レトロの喫茶店?画廊?新業態の金融機関?!
2009年02月19日 09:44 JST


え、これが金融機関の店内ですか?!茨城県信用組合県庁前支店の佐藤支店長(左)と成瀬副支店長(撮影:今藤泰資) 

所用があって水戸市内のある金融機関に立ち寄った。県庁前にある3階建ての茨城県信用組合は、「けんしん」とも呼ばれ、信用組合として唯一、預金量1兆円を突破している日本最大の信用組合だ。現理事長の幡谷祐一氏は、茨城トヨペットの会長などを務める県内きっての実業家。その程度の知識はあったが、この朝、ひと気のない店内に入って驚いた。

 古風の建物で、女子職員の姿はキモノ姿にたすきがけ。あいさつに出て来られた支店長の佐藤誠さん(51)は明治の警察官風なのだ。それがまた、皆よく似合う。目的の用件はそっちのけで、早速取材を申し入れた。成瀬隆司副支店長(52)ともども、懇切丁寧な応対には二度びっくり。さらに何やら、いい香りが店内に漂うのも無理からぬこと。なんとカウンターの隅を喫茶店風にしつらえてあり、「はいからさんが通る」の主人公・紅緒(べにお)のような女性が恭しくカタカタとコーヒーを運んでくださった。

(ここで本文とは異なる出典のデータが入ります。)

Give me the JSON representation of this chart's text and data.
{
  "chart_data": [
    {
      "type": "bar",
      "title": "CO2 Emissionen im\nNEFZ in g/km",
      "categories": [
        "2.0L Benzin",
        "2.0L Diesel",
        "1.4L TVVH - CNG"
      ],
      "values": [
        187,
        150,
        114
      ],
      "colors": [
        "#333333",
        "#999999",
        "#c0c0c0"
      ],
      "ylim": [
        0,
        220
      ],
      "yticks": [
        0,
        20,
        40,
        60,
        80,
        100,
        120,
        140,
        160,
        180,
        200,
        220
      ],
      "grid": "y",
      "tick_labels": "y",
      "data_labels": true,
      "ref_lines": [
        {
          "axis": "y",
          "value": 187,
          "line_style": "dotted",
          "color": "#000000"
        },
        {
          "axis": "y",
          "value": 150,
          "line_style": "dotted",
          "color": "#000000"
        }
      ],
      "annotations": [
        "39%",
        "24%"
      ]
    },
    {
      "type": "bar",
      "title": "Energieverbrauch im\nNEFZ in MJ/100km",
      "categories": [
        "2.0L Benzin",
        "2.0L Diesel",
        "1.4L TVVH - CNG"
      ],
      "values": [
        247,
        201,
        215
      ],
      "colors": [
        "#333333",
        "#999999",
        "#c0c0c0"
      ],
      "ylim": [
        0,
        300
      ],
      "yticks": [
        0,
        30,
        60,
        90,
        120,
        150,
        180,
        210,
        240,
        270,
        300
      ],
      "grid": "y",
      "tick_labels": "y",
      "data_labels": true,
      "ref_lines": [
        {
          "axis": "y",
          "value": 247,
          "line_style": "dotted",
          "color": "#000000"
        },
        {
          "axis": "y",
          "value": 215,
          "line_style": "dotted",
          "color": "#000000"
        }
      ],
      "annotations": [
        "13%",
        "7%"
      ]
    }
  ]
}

 「いや一体これはどうしたことで?」という記者の問いに佐藤支店長いわく。「当県庁前支店の新築開店は2005年11月。温故知新の精神を大切にという幡谷理事長の思いから、後世に残る建物を建築し、時代の先端を走る金融機関として恒久的に永続するという願いが込めました。店舗内の職員は服装を建物の雰囲気に合わせて、こちらも明治時代風の制服を着用して接客しております」。05年にリニューアルした県庁前支店は、創立55周年・預金量1兆円達成という節目の年であったので記念構造物でもあります」と、やはり明治の官員風にキッパリ。

 2階部分は立派な大講堂で、「展覧会やコンサート、その他諸会合に利用しています」と支店長。3階は画廊だ。シャガールの版画や上村松園の日本画、歌川広重の「東海道五拾三次」などが多数展示されている。美術品の価値にはうとい記者だが盗難も心配。だがご安心ください。同支店は、東日本の金融機関としては初の「防犯カメラの映像をリアルタイムで茨城県警に送信できるシステム」が完備されている。古きをたずね、新しきを知る精神がここにもあったということだ。